Key Insights from the Study
From the integration of digital tools in workplaces to the proliferation of digital platforms in everyday life, it is easy to assume that awareness of digitalisation is widespread. Yet, the survey data underscores a notable gap in understanding among individuals, regardless of their age group. The survey also unearthed several key findings:
- Awareness of Digitalisation: The survey indicated that less than half of the respondents were familiar with the term. Notably, a significant proportion of Gen Y respondents (45%) were unfamiliar with the concept. However, all generations indicated positive sentiments towards adopting digital transformation.
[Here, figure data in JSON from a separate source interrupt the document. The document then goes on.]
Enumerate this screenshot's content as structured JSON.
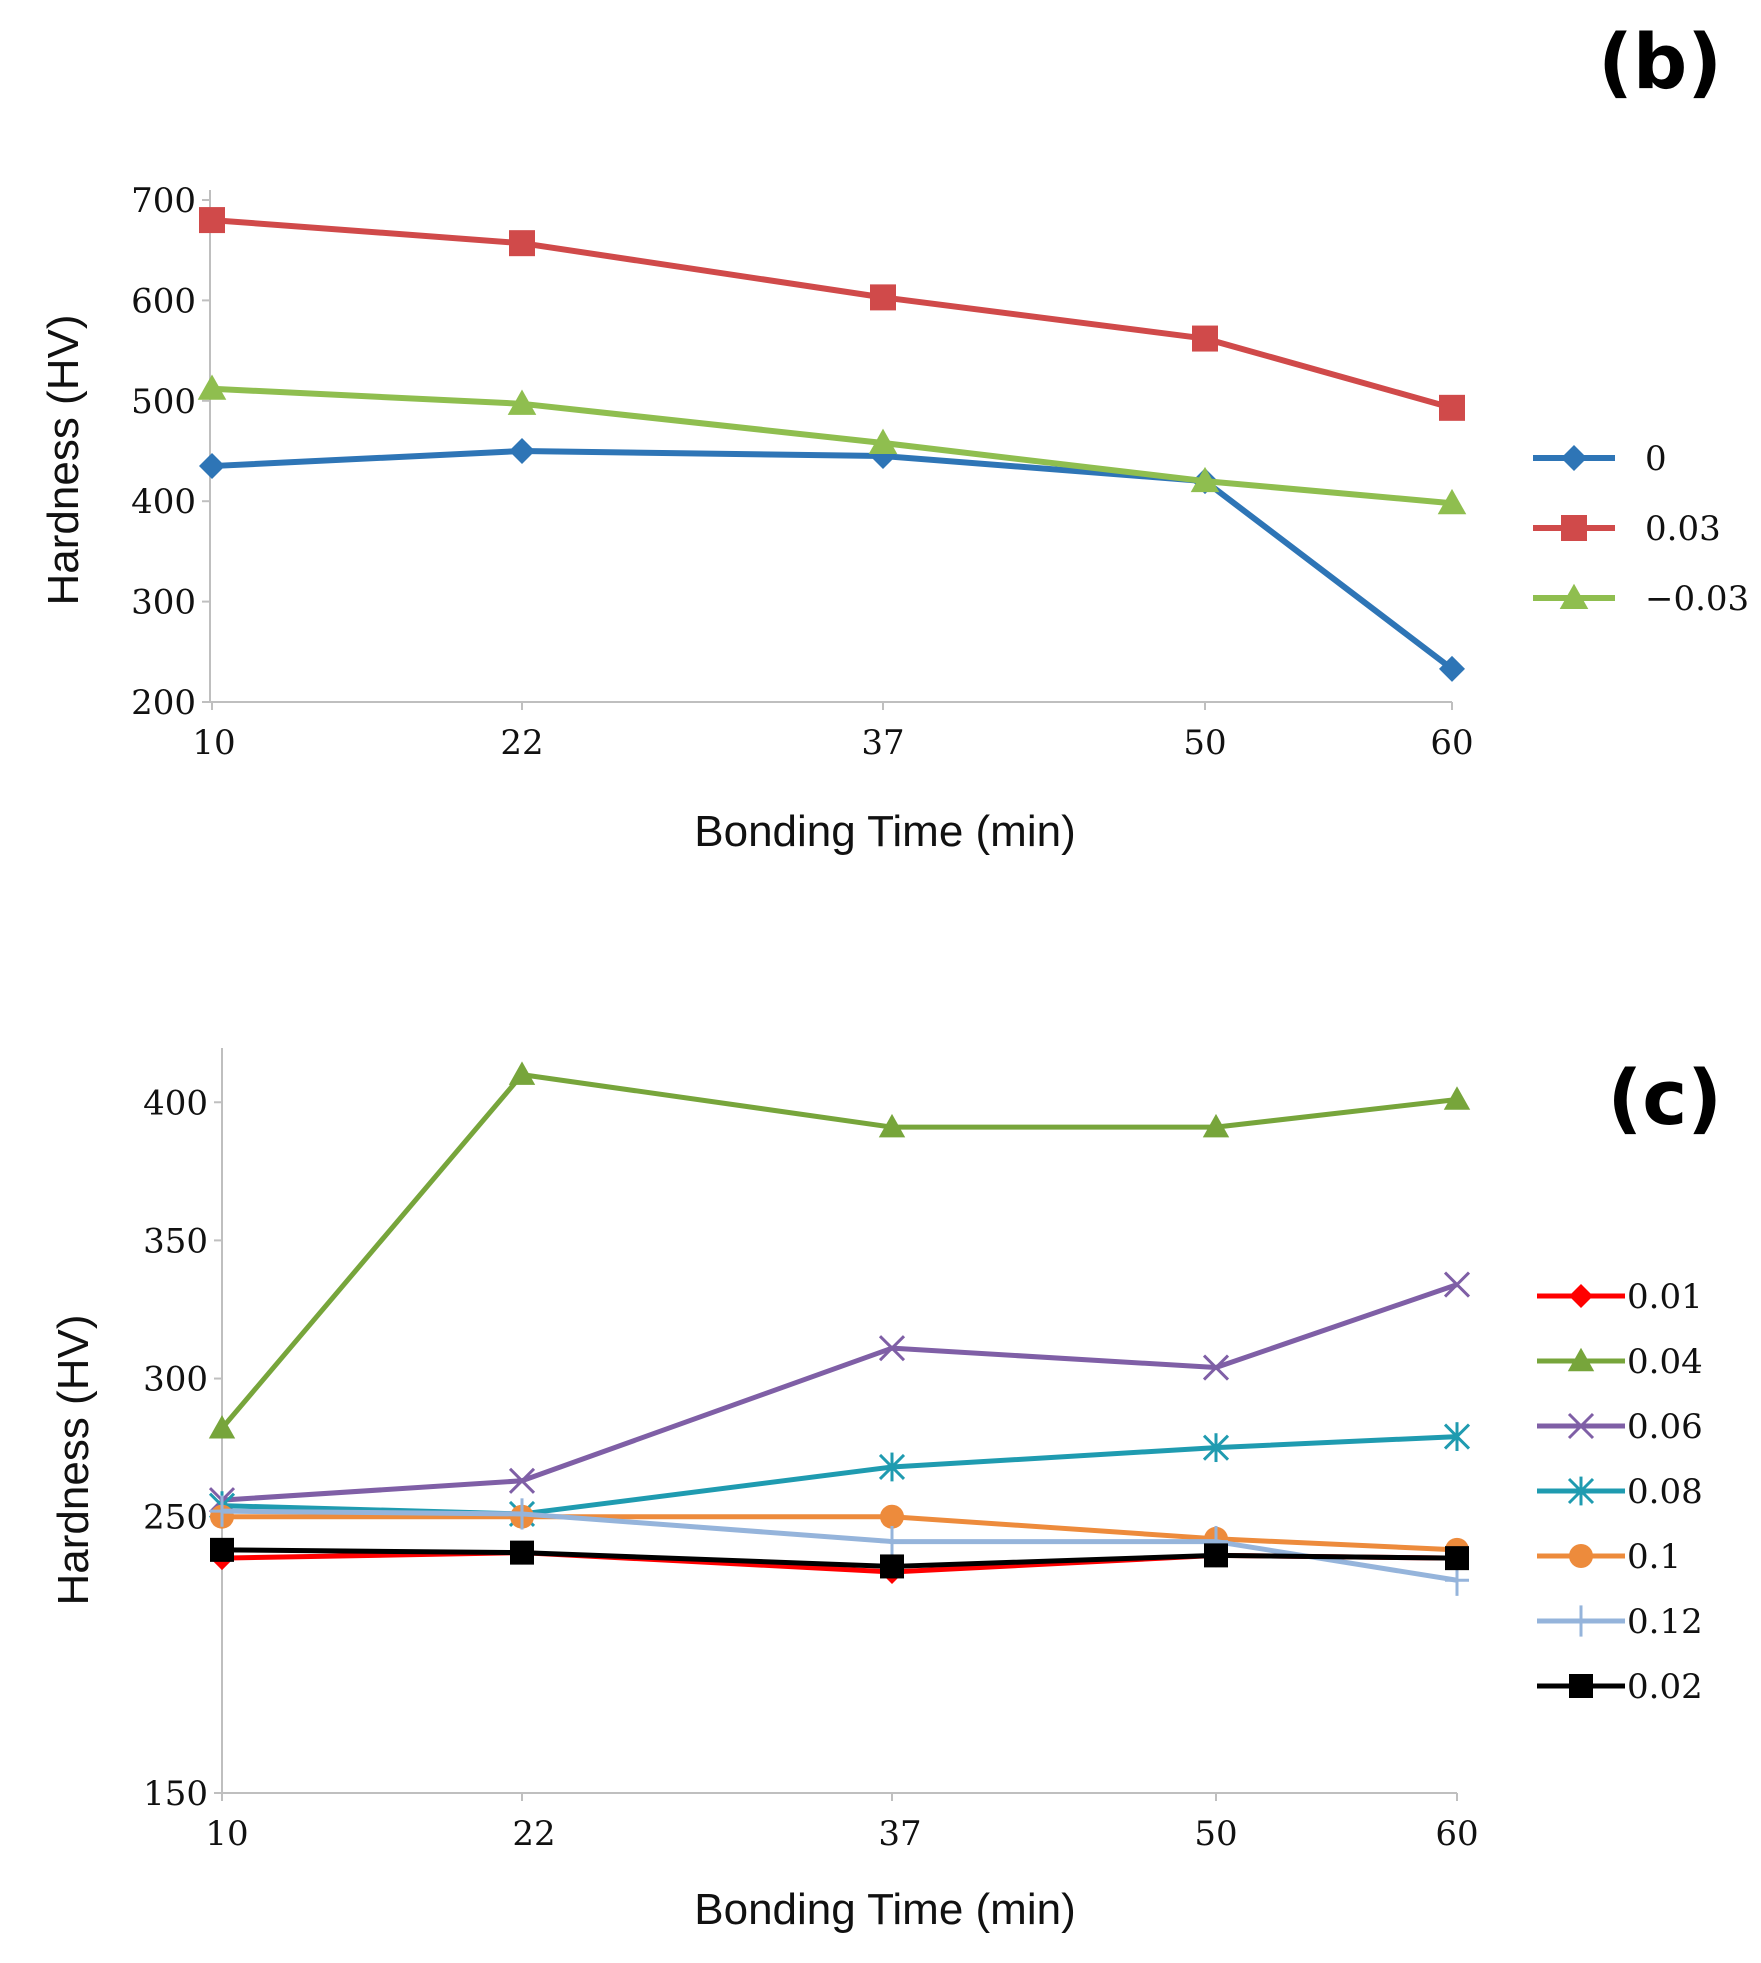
{
  "chart_data": [
    {
      "type": "line",
      "panel_label": "(b)",
      "x_categories": [
        "10",
        "22",
        "37",
        "50",
        "60"
      ],
      "x": [
        10,
        22,
        37,
        50,
        60
      ],
      "xlabel": "Bonding Time (min)",
      "ylabel": "Hardness (HV)",
      "ylim": [
        200,
        700
      ],
      "yticks": [
        "200",
        "300",
        "400",
        "500",
        "600",
        "700"
      ],
      "grid": false,
      "legend_position": "right",
      "series": [
        {
          "name": "0",
          "values": [
            435,
            450,
            445,
            420,
            233
          ],
          "color": "#2e75b6",
          "marker": "diamond"
        },
        {
          "name": "0.03",
          "values": [
            680,
            657,
            603,
            562,
            493
          ],
          "color": "#d04a4a",
          "marker": "square"
        },
        {
          "name": "−0.03",
          "values": [
            512,
            497,
            458,
            420,
            398
          ],
          "color": "#8fbe4f",
          "marker": "triangle"
        }
      ]
    },
    {
      "type": "line",
      "panel_label": "(c)",
      "x_categories": [
        "10",
        "22",
        "37",
        "50",
        "60"
      ],
      "x": [
        10,
        22,
        37,
        50,
        60
      ],
      "xlabel": "Bonding Time (min)",
      "ylabel": "Hardness (HV)",
      "ylim": [
        150,
        420
      ],
      "yticks": [
        "150",
        "250",
        "300",
        "350",
        "400"
      ],
      "ytick_values": [
        150,
        250,
        300,
        350,
        400
      ],
      "grid": false,
      "legend_position": "right",
      "series": [
        {
          "name": "0.01",
          "values": [
            235,
            237,
            230,
            236,
            235
          ],
          "color": "#ff0000",
          "marker": "diamond"
        },
        {
          "name": "0.04",
          "values": [
            282,
            410,
            391,
            391,
            401
          ],
          "color": "#77a53b",
          "marker": "triangle"
        },
        {
          "name": "0.06",
          "values": [
            256,
            263,
            311,
            304,
            334
          ],
          "color": "#7f5fa6",
          "marker": "x"
        },
        {
          "name": "0.08",
          "values": [
            254,
            251,
            268,
            275,
            279
          ],
          "color": "#1f9bb0",
          "marker": "star"
        },
        {
          "name": "0.1",
          "values": [
            250,
            250,
            250,
            242,
            238
          ],
          "color": "#ed8b3c",
          "marker": "circle"
        },
        {
          "name": "0.12",
          "values": [
            252,
            251,
            241,
            241,
            227
          ],
          "color": "#95b4db",
          "marker": "plus"
        },
        {
          "name": "0.02",
          "values": [
            238,
            237,
            232,
            236,
            235
          ],
          "color": "#000000",
          "marker": "square"
        }
      ]
    }
  ]
}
- Company Readiness and Support in Upskilling: Most respondents believed their companies were prepared for digitalisation, with over 55% sharing this sentiment. Gen Z, often considered digital natives, exhibited the highest confidence at 63%. More than half of respondents felt supported by their companies to upskill. However, at least two-thirds across all demographics believed that Singaporean companies could still do more to help and embrace digitalisation.
- Preferred Initiatives: While external training and time off work to upgrade were popular choices across the board, Gen X and Baby Boomers preferred the latter, with 41% choosing this option.
- Responsibility for Digitalisation: Opinions on whether a specific department should helm digitalisation efforts were divided across generations. However, more respondents leaned towards a dedicated department for digitalisation. Gen X and Baby Boomers leaned towards the government (30%) and IT (29%) taking the lead, while Gen Y leaned towards IT (33%). A sizeable minority believed it should be a collective responsibility (21%). Gen Z favoured IT leadership (39%) and a government role (26%).
- Familiarity with Upskilling Platforms: SkillsFuture emerged as the most recognised upskilling platform, familiar to over 73% of respondents in all three demographics. Workforce Singapore also garnered significant recognition. However, Gen X and Baby Boomers favoured Udemy and Microsoft Learn, while Gen Y and Gen Z preferred platforms like Grab and Microsoft Learn.
This study offers a comprehensive view of Singaporean workers’ evolving perceptions of digitalisation, equipping employers and job seekers with insights to navigate the digital age confidently. By understanding the perspectives of various generations, businesses can foster a cohesive working environment that adapts to the changing landscape of technology.
Mr. Kenji Naito, Group CEO of Reeracoen, shared, “Digitalisation is a defining force reshaping industries and economies. The COVID-19 pandemic accelerated this transformation, prompting businesses to reimagine operations and embrace technology. To remain relevant, companies must invest in upskilling and foster a culture of continuous learning.”